Bibulus sighed. “Sometimes, Cato, you're more a liability than an asset!”

The note asking Catulus for an audience was under Cato's seal, and written by Cato. Catulus summoned his brother-in-law Hortensius (Catulus was married to Hortensius's sister, Hortensia, and Hortensius was married to Catulus's sister, Lutatia) feeling a small glow of pleasure; that Cato should seek his help was balm to his wounded pride.

“I agree that Catilina cannot be allowed the consulship,” he said stiffly. “His deal with Marcus Crassus is now public property because the man can't resist an opportunity to boast, and at this stage he's convinced he can't lose. I've been thinking a lot about the problem, and I've come to the conclusion that we ought to use Catilina's boasting of his alliance with Marcus Crassus. There are many knights who esteem Crassus, but only because there are limitations to his power. I predict that droves of knights won't want to see Crassus's influence increased by an influx of clients from across the Padus, as well as from all that Egyptian money. If they thought Crassus would share Egypt with them, it would be different, but luckily everyone knows Crassus won't share. Though technically Egypt would belong to Rome, in actual fact it would become the private kingdom of Marcus Licinius Crassus to rape to his heart's content.”

“The trouble is,” said Quintus Hortensius, “that the rest of the field is horribly unappealing.

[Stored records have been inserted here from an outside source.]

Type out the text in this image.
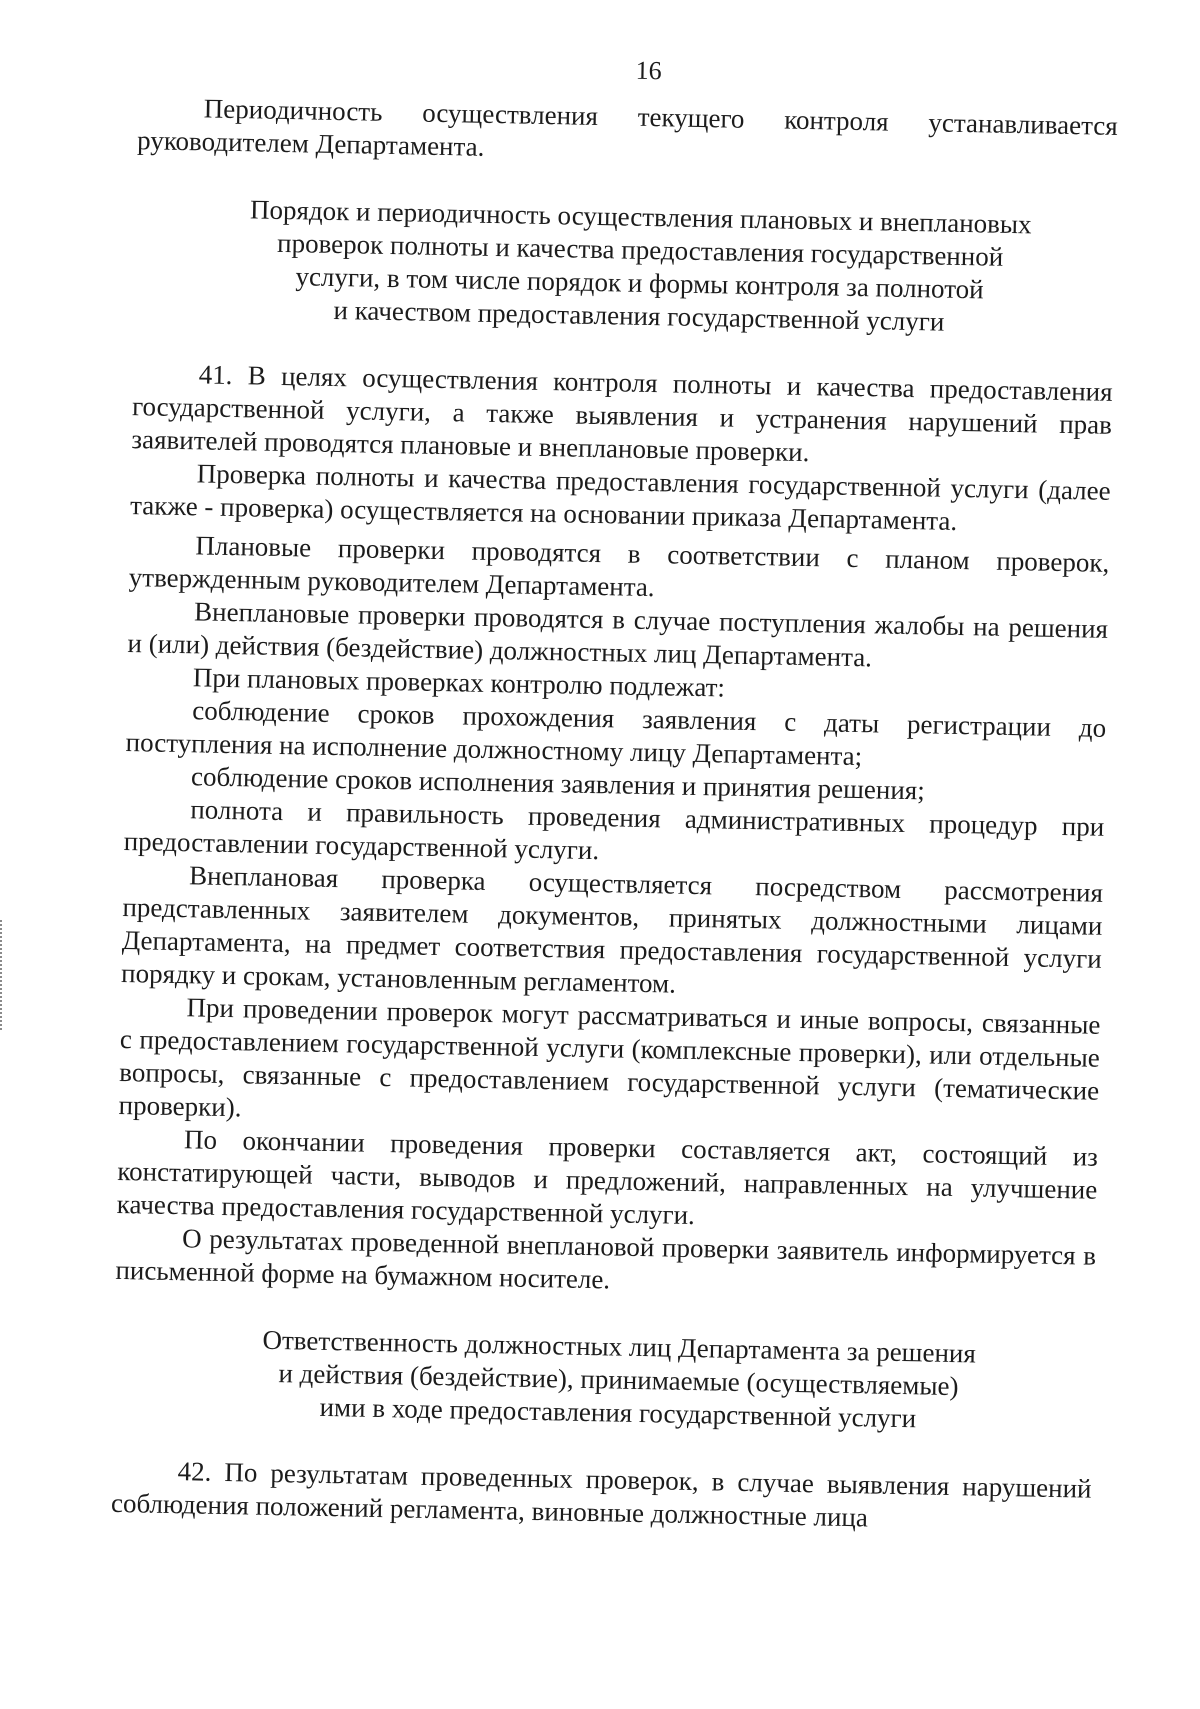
16

Периодичность осуществления текущего контроля устанавливается руководителем Департамента.

Порядок и периодичность осуществления плановых и внеплановых
проверок полноты и качества предоставления государственной
услуги, в том числе порядок и формы контроля за полнотой
и качеством предоставления государственной услуги

41. В целях осуществления контроля полноты и качества предоставления государственной услуги, а также выявления и устранения нарушений прав заявителей проводятся плановые и внеплановые проверки.

Проверка полноты и качества предоставления государственной услуги (далее также - проверка) осуществляется на основании приказа Департамента.

Плановые проверки проводятся в соответствии с планом проверок, утвержденным руководителем Департамента.

Внеплановые проверки проводятся в случае поступления жалобы на решения и (или) действия (бездействие) должностных лиц Департамента.

При плановых проверках контролю подлежат:

соблюдение сроков прохождения заявления с даты регистрации до поступления на исполнение должностному лицу Департамента;

соблюдение сроков исполнения заявления и принятия решения;

полнота и правильность проведения административных процедур при предоставлении государственной услуги.

Внеплановая проверка осуществляется посредством рассмотрения представленных заявителем документов, принятых должностными лицами Департамента, на предмет соответствия предоставления государственной услуги порядку и срокам, установленным регламентом.

При проведении проверок могут рассматриваться и иные вопросы, связанные с предоставлением государственной услуги (комплексные проверки), или отдельные вопросы, связанные с предоставлением государственной услуги (тематические проверки).

По окончании проведения проверки составляется акт, состоящий из констатирующей части, выводов и предложений, направленных на улучшение качества предоставления государственной услуги.

О результатах проведенной внеплановой проверки заявитель информируется в письменной форме на бумажном носителе.

Ответственность должностных лиц Департамента за решения
и действия (бездействие), принимаемые (осуществляемые)
ими в ходе предоставления государственной услуги

42. По результатам проведенных проверок, в случае выявления нарушений соблюдения положений регламента, виновные должностные лица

Silanus, yes—if he were a well man, which he's so obviously not. Besides which, he declined to take a province after his term as praetor on the grounds of ill health, and that won't impress the voters. Some of the candidates—Minucius Thermus, for example—are hopeless.”

“There's Antonius Hybrida,” said Ahenobarbus.

Bibulus's lip curled. “If we take Hybrida—a bad man, but so monumentally inert that he won't do the State any harm—we also have to take that self-opinionated pimple Cicero.”

A gloomy silence fell, broken by Catulus.

“Then the real decision is, which one of two unpalatable men is the preferable alternative?” he said slowly. “Do the boni want Catilina with Crassus triumphantly pulling his strings, or do we want a low-class braggart like Cicero lording it over us?”

“Cicero,” said Hortensius.

“Cicero,” said Bibulus.

“Cicero,” said Ahenobarbus.

And, very reluctantly from Cato, “Cicero.”

“Very well,” said Catulus, “Cicero it is. Ye Gods, I'll find it hard to hang on to my gorge in the House next year! A jumped-up New Man as one of Rome's consuls. Tchah!”

“Then I suggest,” said Hortensius, pulling a face, “that we all eat very sparingly before meetings of the Senate next year.”